For the landscape architects, creating intimate spaces under the canopies will also give the space a human scale, something they feel is crucial given the great height of the adjacent skyscrapers. “It will create a soft ceiling,” Woltz said. Café chairs and tables on crushed stone will populate the ground beneath the monolithic tree canopies. The plaza will be a privately owned public space, so it should be highly maintained. “Related has made a commitment to create a great public space for New York over the long term. Too often maintenance is overlooked,” he said.
For the streetscapes, Woltz is looking at European models where sidewalks flow seamlessly into streets without curbs and bollards to protect pedestrians.

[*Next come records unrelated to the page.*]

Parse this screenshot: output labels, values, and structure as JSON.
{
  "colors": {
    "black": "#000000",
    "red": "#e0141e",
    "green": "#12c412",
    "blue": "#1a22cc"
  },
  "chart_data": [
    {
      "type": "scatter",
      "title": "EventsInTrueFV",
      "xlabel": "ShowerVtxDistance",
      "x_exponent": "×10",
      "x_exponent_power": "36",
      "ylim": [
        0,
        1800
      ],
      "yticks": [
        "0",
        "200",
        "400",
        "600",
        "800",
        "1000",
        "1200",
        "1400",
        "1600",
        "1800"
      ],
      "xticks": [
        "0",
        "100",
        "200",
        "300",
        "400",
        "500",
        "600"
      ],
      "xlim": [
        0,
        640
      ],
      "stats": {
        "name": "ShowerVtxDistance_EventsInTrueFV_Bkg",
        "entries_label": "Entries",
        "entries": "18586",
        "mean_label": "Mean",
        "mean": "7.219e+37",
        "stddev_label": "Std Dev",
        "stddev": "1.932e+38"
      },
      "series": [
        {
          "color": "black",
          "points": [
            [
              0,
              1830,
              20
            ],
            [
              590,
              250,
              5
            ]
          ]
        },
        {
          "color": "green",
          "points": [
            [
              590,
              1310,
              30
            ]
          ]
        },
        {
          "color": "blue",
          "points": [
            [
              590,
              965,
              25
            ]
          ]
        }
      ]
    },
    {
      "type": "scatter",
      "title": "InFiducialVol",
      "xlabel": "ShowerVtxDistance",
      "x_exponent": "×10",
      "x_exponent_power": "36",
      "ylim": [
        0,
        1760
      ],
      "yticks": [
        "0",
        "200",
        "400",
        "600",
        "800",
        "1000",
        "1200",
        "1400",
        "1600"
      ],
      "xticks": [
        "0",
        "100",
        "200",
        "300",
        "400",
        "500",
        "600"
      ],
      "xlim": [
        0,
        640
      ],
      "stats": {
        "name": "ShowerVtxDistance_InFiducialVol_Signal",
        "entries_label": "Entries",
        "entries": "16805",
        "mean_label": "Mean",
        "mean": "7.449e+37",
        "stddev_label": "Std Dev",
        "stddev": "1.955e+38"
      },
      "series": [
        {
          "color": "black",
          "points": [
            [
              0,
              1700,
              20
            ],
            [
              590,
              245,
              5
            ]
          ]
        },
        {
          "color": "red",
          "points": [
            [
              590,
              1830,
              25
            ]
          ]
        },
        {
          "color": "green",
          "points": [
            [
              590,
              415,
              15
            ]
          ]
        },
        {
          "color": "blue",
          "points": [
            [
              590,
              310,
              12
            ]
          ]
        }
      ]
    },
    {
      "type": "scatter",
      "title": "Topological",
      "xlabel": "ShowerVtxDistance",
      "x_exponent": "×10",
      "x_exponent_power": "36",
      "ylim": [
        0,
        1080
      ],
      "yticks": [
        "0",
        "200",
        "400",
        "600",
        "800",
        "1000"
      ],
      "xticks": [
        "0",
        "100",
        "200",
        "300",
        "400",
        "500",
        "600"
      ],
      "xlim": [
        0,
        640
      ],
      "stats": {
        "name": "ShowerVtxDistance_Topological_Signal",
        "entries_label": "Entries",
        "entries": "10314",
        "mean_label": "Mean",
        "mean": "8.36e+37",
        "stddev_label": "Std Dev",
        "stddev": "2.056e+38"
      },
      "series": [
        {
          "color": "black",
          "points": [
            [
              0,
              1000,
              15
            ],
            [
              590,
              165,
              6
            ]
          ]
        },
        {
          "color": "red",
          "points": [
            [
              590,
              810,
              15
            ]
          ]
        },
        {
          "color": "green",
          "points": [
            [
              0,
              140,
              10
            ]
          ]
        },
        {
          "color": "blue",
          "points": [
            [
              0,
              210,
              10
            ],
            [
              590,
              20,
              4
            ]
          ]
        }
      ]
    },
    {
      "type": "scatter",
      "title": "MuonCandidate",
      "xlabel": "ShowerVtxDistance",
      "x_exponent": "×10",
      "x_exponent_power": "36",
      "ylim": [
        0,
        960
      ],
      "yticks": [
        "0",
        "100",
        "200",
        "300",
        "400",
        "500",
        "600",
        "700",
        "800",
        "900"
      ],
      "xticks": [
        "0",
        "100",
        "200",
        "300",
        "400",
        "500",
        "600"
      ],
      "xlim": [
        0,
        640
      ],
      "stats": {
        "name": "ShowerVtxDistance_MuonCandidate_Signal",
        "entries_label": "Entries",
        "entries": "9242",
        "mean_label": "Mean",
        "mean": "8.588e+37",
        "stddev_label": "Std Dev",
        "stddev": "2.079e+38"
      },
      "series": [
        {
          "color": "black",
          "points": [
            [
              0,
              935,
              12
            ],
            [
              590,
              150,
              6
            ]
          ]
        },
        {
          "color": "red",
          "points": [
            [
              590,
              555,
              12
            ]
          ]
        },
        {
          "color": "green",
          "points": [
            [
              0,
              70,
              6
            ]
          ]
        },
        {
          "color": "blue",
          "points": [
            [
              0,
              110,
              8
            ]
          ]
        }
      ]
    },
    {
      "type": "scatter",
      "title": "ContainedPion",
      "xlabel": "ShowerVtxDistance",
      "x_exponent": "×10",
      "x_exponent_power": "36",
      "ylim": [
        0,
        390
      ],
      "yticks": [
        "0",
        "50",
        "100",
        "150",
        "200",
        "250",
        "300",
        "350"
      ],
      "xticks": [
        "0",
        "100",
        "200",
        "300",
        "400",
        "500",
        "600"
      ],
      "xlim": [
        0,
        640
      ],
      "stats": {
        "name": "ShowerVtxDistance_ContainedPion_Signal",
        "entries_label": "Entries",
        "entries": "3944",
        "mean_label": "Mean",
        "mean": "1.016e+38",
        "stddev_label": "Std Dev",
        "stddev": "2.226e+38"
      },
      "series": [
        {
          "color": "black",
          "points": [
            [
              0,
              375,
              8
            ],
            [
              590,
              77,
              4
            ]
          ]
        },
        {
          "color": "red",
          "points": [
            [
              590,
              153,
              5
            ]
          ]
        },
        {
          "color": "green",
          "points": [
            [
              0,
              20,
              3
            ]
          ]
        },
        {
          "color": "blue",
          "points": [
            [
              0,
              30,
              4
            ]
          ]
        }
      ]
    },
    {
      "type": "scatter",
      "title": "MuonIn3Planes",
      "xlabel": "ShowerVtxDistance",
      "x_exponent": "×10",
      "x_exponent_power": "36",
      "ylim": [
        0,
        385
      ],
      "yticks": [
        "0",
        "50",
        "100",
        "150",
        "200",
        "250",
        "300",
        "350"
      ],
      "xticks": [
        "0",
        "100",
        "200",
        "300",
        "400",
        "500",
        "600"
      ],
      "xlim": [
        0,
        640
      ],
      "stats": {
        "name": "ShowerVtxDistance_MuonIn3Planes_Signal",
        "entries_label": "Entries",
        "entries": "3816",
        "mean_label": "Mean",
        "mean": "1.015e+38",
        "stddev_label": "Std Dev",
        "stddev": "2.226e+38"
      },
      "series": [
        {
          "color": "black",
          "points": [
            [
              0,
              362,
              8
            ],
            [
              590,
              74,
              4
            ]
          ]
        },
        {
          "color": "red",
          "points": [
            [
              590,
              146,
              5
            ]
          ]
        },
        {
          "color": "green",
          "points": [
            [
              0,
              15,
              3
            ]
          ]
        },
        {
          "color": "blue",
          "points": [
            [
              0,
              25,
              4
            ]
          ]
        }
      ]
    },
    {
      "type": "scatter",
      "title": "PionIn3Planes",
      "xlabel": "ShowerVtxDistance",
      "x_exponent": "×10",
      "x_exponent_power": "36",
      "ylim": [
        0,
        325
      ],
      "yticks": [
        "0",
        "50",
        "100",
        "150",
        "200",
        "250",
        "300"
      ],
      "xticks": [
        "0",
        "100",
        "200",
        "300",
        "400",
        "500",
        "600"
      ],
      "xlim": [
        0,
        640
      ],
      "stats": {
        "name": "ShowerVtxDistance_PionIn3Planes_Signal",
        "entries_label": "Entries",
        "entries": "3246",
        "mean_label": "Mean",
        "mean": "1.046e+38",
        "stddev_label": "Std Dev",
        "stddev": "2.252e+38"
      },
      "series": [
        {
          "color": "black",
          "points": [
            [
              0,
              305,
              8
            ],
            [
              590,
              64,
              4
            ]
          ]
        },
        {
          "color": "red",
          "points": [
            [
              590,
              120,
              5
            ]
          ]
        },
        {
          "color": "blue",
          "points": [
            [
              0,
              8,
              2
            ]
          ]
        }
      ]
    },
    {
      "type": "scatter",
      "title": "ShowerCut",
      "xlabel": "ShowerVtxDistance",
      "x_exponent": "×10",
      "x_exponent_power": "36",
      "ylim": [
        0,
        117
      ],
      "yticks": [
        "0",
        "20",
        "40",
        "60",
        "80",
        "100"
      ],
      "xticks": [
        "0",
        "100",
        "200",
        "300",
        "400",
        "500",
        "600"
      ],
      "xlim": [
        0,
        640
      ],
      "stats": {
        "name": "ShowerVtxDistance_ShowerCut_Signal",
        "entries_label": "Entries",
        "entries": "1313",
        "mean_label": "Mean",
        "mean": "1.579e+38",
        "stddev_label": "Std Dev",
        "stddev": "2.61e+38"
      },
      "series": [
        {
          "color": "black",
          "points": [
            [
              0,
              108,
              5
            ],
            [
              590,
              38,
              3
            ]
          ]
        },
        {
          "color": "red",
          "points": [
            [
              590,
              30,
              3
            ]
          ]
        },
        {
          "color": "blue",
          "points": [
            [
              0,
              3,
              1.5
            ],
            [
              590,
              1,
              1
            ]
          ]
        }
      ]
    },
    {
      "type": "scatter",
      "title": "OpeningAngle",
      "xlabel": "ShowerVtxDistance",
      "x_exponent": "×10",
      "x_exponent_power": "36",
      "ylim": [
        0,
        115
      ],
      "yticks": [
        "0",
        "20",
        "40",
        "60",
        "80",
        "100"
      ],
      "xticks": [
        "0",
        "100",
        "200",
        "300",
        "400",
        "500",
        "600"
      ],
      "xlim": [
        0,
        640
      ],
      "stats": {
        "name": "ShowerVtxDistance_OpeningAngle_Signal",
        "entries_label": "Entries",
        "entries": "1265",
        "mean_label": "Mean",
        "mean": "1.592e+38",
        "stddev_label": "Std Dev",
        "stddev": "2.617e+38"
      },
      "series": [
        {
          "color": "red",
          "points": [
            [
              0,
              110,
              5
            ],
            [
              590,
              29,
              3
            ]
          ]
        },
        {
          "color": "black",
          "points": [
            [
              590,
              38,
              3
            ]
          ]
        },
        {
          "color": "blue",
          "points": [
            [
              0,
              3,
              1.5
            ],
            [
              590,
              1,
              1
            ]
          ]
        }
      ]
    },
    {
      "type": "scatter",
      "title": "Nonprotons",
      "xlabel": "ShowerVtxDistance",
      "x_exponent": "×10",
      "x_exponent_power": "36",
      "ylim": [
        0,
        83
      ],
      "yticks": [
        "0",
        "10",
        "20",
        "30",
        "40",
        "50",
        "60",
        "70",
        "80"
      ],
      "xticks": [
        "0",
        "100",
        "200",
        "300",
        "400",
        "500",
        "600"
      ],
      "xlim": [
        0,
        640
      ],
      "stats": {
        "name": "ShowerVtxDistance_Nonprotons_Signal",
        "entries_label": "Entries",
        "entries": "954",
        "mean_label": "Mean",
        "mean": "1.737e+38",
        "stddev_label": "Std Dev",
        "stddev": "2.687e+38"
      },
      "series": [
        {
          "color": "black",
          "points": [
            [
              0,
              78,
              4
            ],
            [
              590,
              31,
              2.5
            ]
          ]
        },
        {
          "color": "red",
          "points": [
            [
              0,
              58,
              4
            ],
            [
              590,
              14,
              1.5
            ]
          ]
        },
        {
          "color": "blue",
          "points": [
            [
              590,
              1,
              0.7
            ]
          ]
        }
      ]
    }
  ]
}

Though NBWLA has a national reputation built on dozens of award winning projects, Hudson Yards is by far the firm’s most prominent commission in New York to date. For Woltz, working on a landscape of this scale and civic impact is nothing less than “career-defining,” he said.
“The open spaces in Hudson Yards are our greatest honor and obligation to the city. This will be our legacy for all New Yorkers to enjoy,” wrote Jay Cross, president of Related Hudson Yards, in an email. As with LA’s new Grand Park, which Related helped develop and will maintain as a part of their massive Grand Avenue Project, the developers see high quality public space as a major amenity for real estate development.